Please read the conditions you need to comply with in order to contribute to this project in the CONTRIBUTING file.

License

The image-render-generative package is licenced under the Apache-2.0 license. See the LICENSE file for more details.

Overview

This catharsys plugin adds functionality for using generative models to enhance or create new synthetic data based on renderings from catharsys.

Currently, the following methods are available:

  • Takuma's Multi Control net for diffusers
  • (Control Net Nightly, deprecated)

Since the dependencies of the methods differ from each other and from catharsys, for each method a separate and new conda environment has to be created. To do so, call the respective scripts.

Install the Action

To use the generative actions, you need to install them into your Catharsys workspace. If you have a development installation change into the image-render-generative folder and execute the command pip install -e .. Otherwise, execute pip install . from within the folder. Now the actions are available from Catharsys configurations.

Takuma Multi Control Net

This model is based on the implementation of github user takuma104:

https://github.com/takuma104/diffusers/tree/multi_controlnet

This implementation is a fork of the popular python package diffusers. To setup the conda environment, download and install the repository and download all the needed model files, simply call

bash scripts/get_takuma_diffusers.sh

This also downloads additional networks into the ./models folder with git lfs. Make sure git lfs is available before calling the script. Also, consider to remove the .git folder in the models folder to save.
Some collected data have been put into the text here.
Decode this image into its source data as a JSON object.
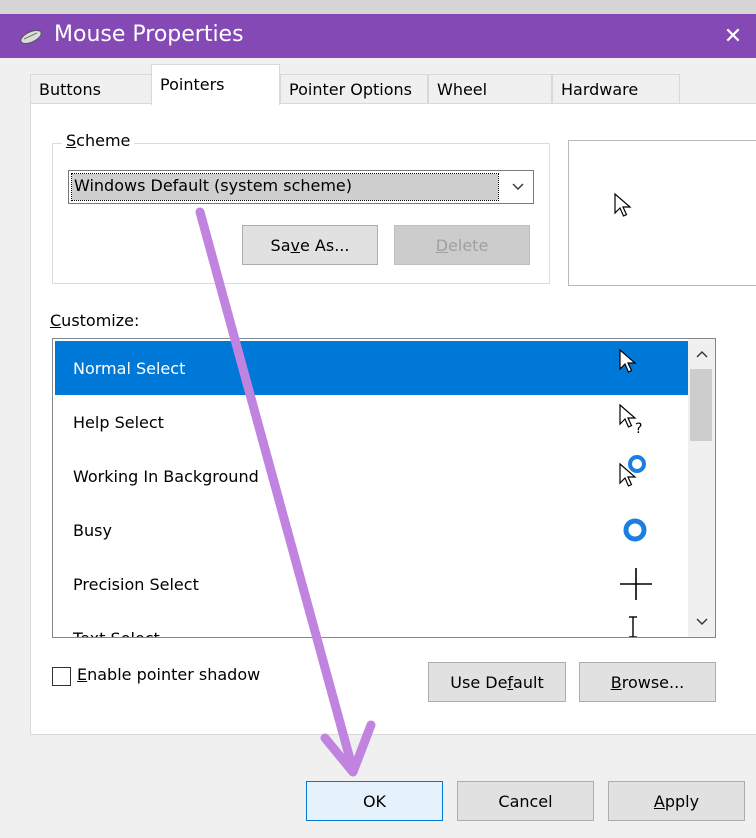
{
  "window": {
    "title": "Mouse Properties",
    "close_glyph": "✕"
  },
  "tabs": [
    {
      "label": "Buttons",
      "active": false
    },
    {
      "label": "Pointers",
      "active": true
    },
    {
      "label": "Pointer Options",
      "active": false
    },
    {
      "label": "Wheel",
      "active": false
    },
    {
      "label": "Hardware",
      "active": false
    }
  ],
  "scheme": {
    "group_label_mnemonic": "S",
    "group_label_rest": "cheme",
    "selected_value": "Windows Default (system scheme)",
    "save_as_pre": "Sa",
    "save_as_mnemonic": "v",
    "save_as_post": "e As...",
    "delete_mnemonic": "D",
    "delete_rest": "elete"
  },
  "customize": {
    "label_mnemonic": "C",
    "label_rest": "ustomize:",
    "rows": [
      {
        "label": "Normal Select",
        "icon": "arrow-pointer-icon",
        "selected": true
      },
      {
        "label": "Help Select",
        "icon": "help-pointer-icon",
        "selected": false
      },
      {
        "label": "Working In Background",
        "icon": "busy-arrow-pointer-icon",
        "selected": false
      },
      {
        "label": "Busy",
        "icon": "busy-ring-icon",
        "selected": false
      },
      {
        "label": "Precision Select",
        "icon": "crosshair-icon",
        "selected": false
      },
      {
        "label": "Text Select",
        "icon": "ibeam-icon",
        "selected": false
      }
    ]
  },
  "shadow": {
    "mnemonic": "E",
    "label_rest": "nable pointer shadow",
    "checked": false
  },
  "buttons": {
    "use_default_pre": "Use De",
    "use_default_mnemonic": "f",
    "use_default_post": "ault",
    "browse_mnemonic": "B",
    "browse_rest": "rowse...",
    "ok": "OK",
    "cancel": "Cancel",
    "apply_mnemonic": "A",
    "apply_rest": "pply"
  },
  "colors": {
    "titlebar": "#8549b6",
    "selection": "#0078d7",
    "annotation_arrow": "#c084e0",
    "busy_ring": "#1a7fe0"
  }
}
Also you can directly point to a different location in your catharsys config files.

However, we suggest to perform the steps manually one after another and also store the additional model files not directly in this module, but at a central location and reuse it from there.
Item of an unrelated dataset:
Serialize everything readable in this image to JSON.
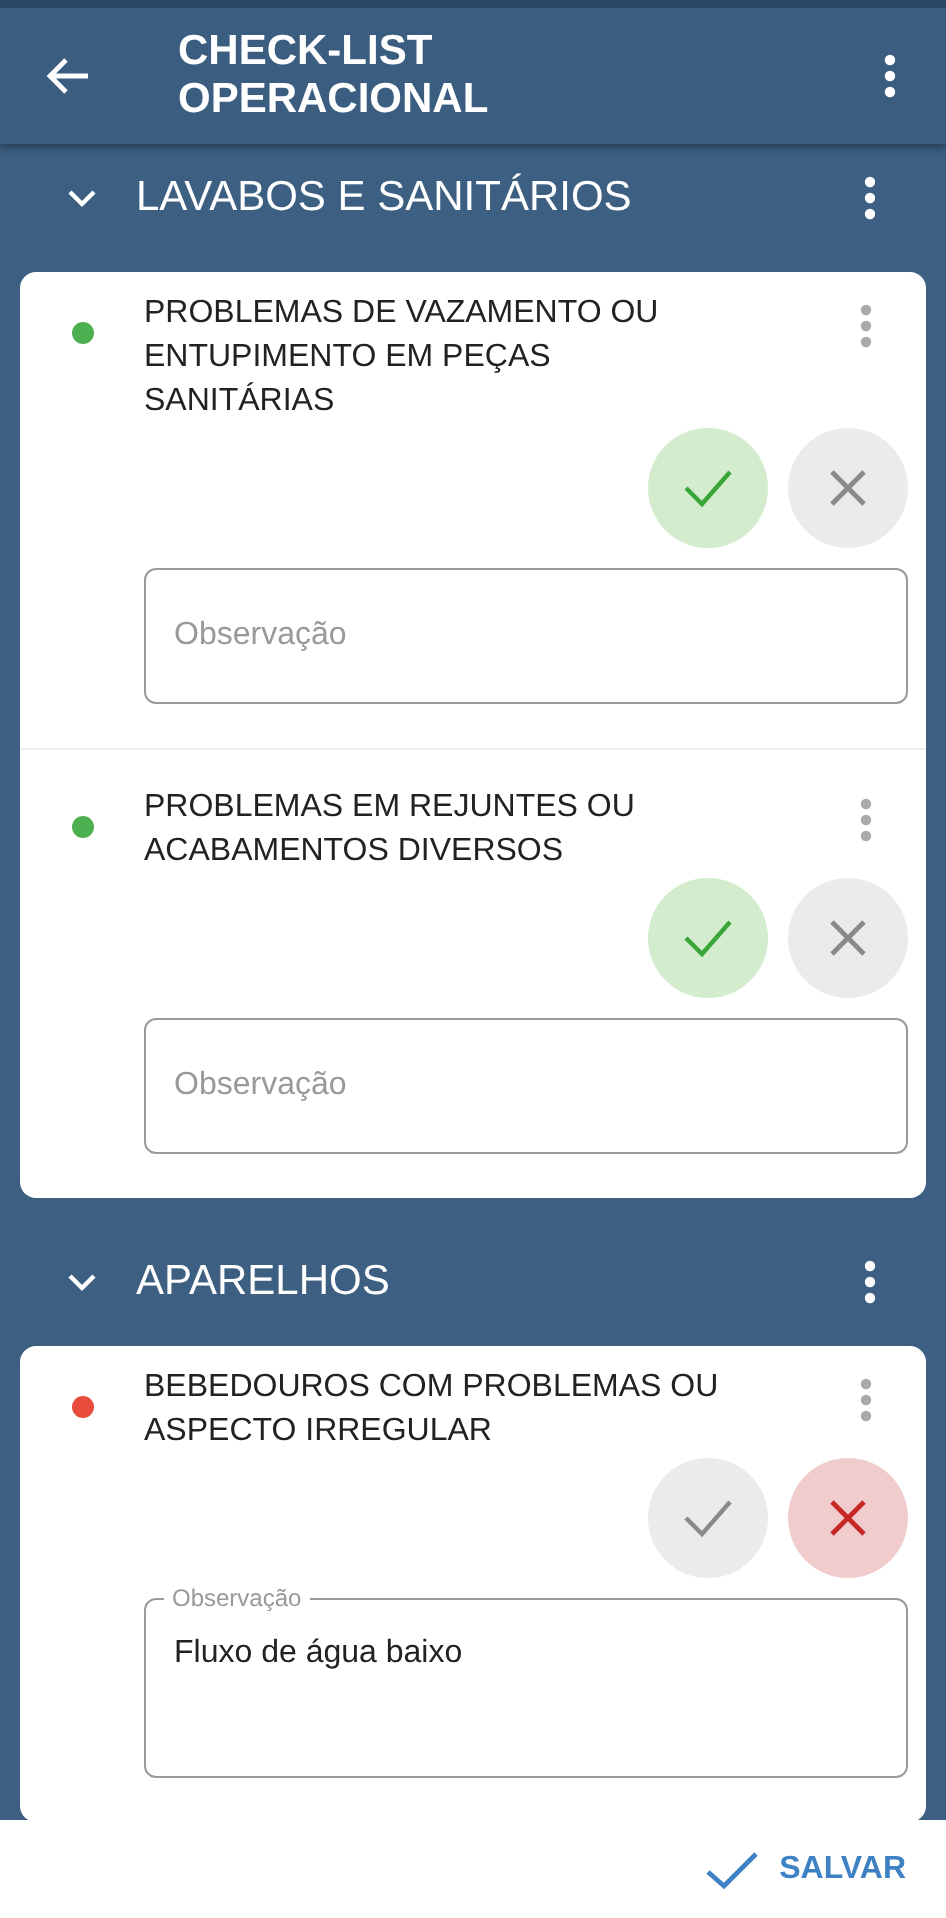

To use takumas multi control net, you need to first add a pose painting step to your actions and then add the generative step.

Create open pose images by paint pose action

To add pose painting to your config, add the following in the respective files:

manifest.json5:

// ...
paint_pose: {
    sDTI: "manifest/action:1",
    lConfigs: [
        { sId: "paint_pose_config", sDTI: "/catharsys/generative/paint_pose_data:1", sForm: "file/json", bAddToPath: false }
    ],
    lDeps: [ "label" ] // <- this should be the name of the action you use for  labeling
},
// ...

trial.json5:

// ...
mConfigs: {
    ... 
    paint_pose_config: [ "../generative/openpose"],
    ...
},
// ...

launch.json5:

// ...
"paint_pose": {
    sDTI: "/catharsys/launch/action:1.0",
    sActionDTI: "/catharsys/action/generative/paint_pose:1.0",
    mConfig: {
        sDTI: "/catharsys/launch/args:1.1",
        sInfo: "Create an open pose pose image for processing with multi control nets",
        sExecFile: "../exec/py_std_v1",
        iConfigGroups: 1,
        iFrameGroups: 1
    }     
},
// ...

INPORTANT: Copy the file openpose.json5 from the examples folder from this repository to generative/openpose.json5 in your config.
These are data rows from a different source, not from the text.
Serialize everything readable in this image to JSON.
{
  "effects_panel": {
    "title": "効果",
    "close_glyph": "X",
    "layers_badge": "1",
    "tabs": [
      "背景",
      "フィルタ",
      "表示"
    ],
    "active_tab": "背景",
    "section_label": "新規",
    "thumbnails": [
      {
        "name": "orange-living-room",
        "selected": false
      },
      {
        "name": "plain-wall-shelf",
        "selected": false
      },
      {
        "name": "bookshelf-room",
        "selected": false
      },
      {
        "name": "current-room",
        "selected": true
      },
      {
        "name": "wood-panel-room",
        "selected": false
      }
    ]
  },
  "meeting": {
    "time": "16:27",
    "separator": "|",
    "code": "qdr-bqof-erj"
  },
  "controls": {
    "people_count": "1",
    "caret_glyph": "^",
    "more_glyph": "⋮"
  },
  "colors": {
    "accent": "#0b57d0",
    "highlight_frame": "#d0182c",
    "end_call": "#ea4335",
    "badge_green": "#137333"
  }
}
Finally, you can call the action to generate the pose image needed by the multi control net:

cathy ws launch -c config/your_workspace -a paint_pose

Add control net action to your catharsys config

For using Takuma's control net, you now have to add the following parts to your config files.

manifest.json5:

// ...
generative: {
    sDTI: "manifest/action:1",
    lConfigs: [
        { sId: "cnet_model", sDTI: "/catharsys/generative/model-id:1", sForm: "value", bAddToPath: true },
        { sId: "cnet_config", sDTI: "/catharsys/generative/data:1", sForm: "file/json", bAddToPath: true  }
    ],
    lDeps: [ "render/std" ] // <- this should be your standard render action
},
// ...

trial.json5:

// ...
mConfigs: {
    // ...
    cnet_model: ["Takuma-Diffusers"],
    cnet_config: ["generative/example" ],
    // ...
},
// ...

launch.json5:

"generative": {
    sDTI: "/catharsys/launch/action:1.0",
    sActionDTI: "/catharsys/action/generative/apply:1.0",
    mConfig: {
        sDTI: "/catharsys/launch/args:1.1",
        sInfo: "Perform generative action using control net.",
        // sExecFile: "../exec/py_lsf_v1", // <- use this when using lsf
        sExecFile: "../exec/py_std_v1",
        iConfigGroups: 1,
        iFrameGroups: 1
    }     
},

Finally, you need a config file generative/example.json5. Here, several control nets are added as examples. Use the ones you are interested in:

{
    sDTI: "/catharsys/generative/data:1",

    __locals__: {
        sModelPath: "/path/to/your/models" // <- add here the path to the models folder
    },

    mInputs: {
        // here, all relative path to the outputs of previous results should be added
        // these will be referenced in the sInput to the control nets below
        Depth: "Depth",
        OpenPose: "AT_Label/asp_skeleton/PoseImage",
        SemSeg: "AT_Label/semseg_only/Preview"

    },

    mConfig: {
        mParams: {
            pretrained_model_name_or_path: "${sModelPath}/stable-diffusion-v1-5",
            local_files_only: true,
        },        
        mControlNets: {
            Depth: {
                // these parameters are directly passed to from_pretrained
                mParams: {
                    pretrained_model_name_or_path: "${sModelPath}/sd-controlnet-depth",
                    local_files_only: true,
                },
                fWeight: 0.6,
                sInput: "Depth",
                mPreprocess: [
                    "Normalize",
                    "Invert",
                ]
            },
            OpenPose: {
                mParams: {
                    pretrained_model_name_or_path: "${sModelPath}/control_v11p_sd15_openpose",
                    local_files_only: true,
                },
                fWeight: 1.0,
                sInput: "OpenPose",
            },
            SemSeg: {
                // these parameters are directly passed to from_pretrained
                mParams: {
                    pretrained_model_name_or_path: "${sModelPath}/control_v11p_sd15_seg",
                    local_files_only: true,
                },
                fWeight: 0.75,
                sInput: "SemSeg",
            },               
        },
        sPrompt: "men in black suits with ties and dark sunglasses (as in the film men in black or FBI agents)",
        sNegativePrompt: "bad quality, low res"
    }
}

Now, you have everything to perform the generative action:

cathy ws launch -c config/your_workspace -a generative

Have fun!

Futher remarks

Prompt engineering is the new art. For getting more realistic results, consider these sources:

Prompt Free Diffusion

This plugin provides an interface to use Prompt-free-Diffusion within Catharsys.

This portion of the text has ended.